Commoning – Gemeinsames Tun lernen
“Jeden Tag stehen wir auf und machen Kapitalismus. Warum machen wir nicht mal was anderes?”
David Graeber, Kulturanthropologe und Publizist (+2020)
Die Theorie des uneingeschränkten persönlichen Eigentums als Pfeiler der Kapitalistischen Marktwirtschaft besagt, dass Gemeineigentum nicht funktioniert. Häufig wird als Argument gegen Gemeingüter und lange Pachtverträge ins Feld geführt, dass Menschen nur mit ihrem Privateigentum achtsam umgehen. “Tragik der Allmende” nennt sich die vom US-amerikanischen Mikrobiologen und Ökologen Garret Hardin (+ 2003) postulierte Theorie: Wer Ressourcen nutzt, die sich nicht in dessen Privateigentum befinden, hätte kein Interesse daran, sie langfristig zu pflegen und würde sie übernutzen und verlottern lassen. So würden Seen überfischt und Wiesen überweidet werden und nur die Privatisierung könne Abhilfe schaffen. Es reicht aber ein Blick auf die Ressourcen um uns herum, um zu erkennen, dass die Fokussierung auf Privateigentum in den letzten Jahrzehnten unsere Umwelt nicht geschützt hat, sondern im Gegenteil zu Übernutzung, Ausbeutung und Zerstörung geführt hat.
Wie können wir lernen, verantwortungsbewusst mit unserem Eigentum umzugehen, egal ob privat oder gemeinschaftlich? Wie kann es gelingen, dass die Nutzer*innen eines Gemeingutes dieses hegen und pflegen, auch wenn sie selbst oder ihre Nachfahren nicht direkt davon profitieren? Setzt man auf intrinsische Motivation, Ethik, moralisches Handeln der Beteiligten, die sich als Teil eines größeren Ganzen für dieses verantwortlich fühlen? Oder anstatt auf romantische, heroische Taten eher auf finanzielle Anreize? Diese Fragen stellen sich wohl für alle Gemeinschaftsgüter und Commons. Interessante Ansichten dazu bieten die Untersuchungen von Elinor Ostrom (+ 2012), die Garrett Hardins These widerlegen konnte am Beispiel vieler funktionierender Commons.

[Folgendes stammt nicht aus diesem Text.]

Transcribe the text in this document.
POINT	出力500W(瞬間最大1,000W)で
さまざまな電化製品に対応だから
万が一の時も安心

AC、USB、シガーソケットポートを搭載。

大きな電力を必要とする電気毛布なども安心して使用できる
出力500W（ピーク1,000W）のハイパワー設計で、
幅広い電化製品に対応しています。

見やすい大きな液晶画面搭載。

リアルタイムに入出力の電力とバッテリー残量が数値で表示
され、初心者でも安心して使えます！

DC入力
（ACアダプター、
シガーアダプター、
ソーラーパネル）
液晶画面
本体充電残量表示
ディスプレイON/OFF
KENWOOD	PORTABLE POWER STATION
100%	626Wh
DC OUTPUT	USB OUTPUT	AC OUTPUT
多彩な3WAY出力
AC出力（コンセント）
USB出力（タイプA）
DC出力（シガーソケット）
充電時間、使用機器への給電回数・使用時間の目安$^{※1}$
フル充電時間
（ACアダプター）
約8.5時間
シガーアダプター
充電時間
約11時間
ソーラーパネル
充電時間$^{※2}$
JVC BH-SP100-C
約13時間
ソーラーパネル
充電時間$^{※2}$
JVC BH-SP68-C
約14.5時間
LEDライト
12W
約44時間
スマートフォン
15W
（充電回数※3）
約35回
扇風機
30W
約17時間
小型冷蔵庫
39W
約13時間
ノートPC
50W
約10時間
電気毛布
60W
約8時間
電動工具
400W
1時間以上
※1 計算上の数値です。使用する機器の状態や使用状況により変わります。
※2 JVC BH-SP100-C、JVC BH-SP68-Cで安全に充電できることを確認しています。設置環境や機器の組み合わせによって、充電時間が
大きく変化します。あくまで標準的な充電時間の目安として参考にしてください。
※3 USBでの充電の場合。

Im Jahr 2009 bekam sie dafür den Wirtschaftsnobelpreis. Die Commons-Forschung hat diese Theorie weiterentwickelt und eine Mustersprache des Commonings entwickelt, die Menschen in ihrem gemeinsamen Tun unterstützen. Es ist wichtig, geldunabhängige Sicherheit zu schaffen, aber ohne Einkommen kommen wir nicht aus. Wem Ressourcen gehören, wie wir wieder mehr gemeinschaftlich besitzen, nutzen und bestimmen können, wird darüber entscheiden, ob eine Transformation in ein ökologisches Wirtschaftssystem gelingen kann.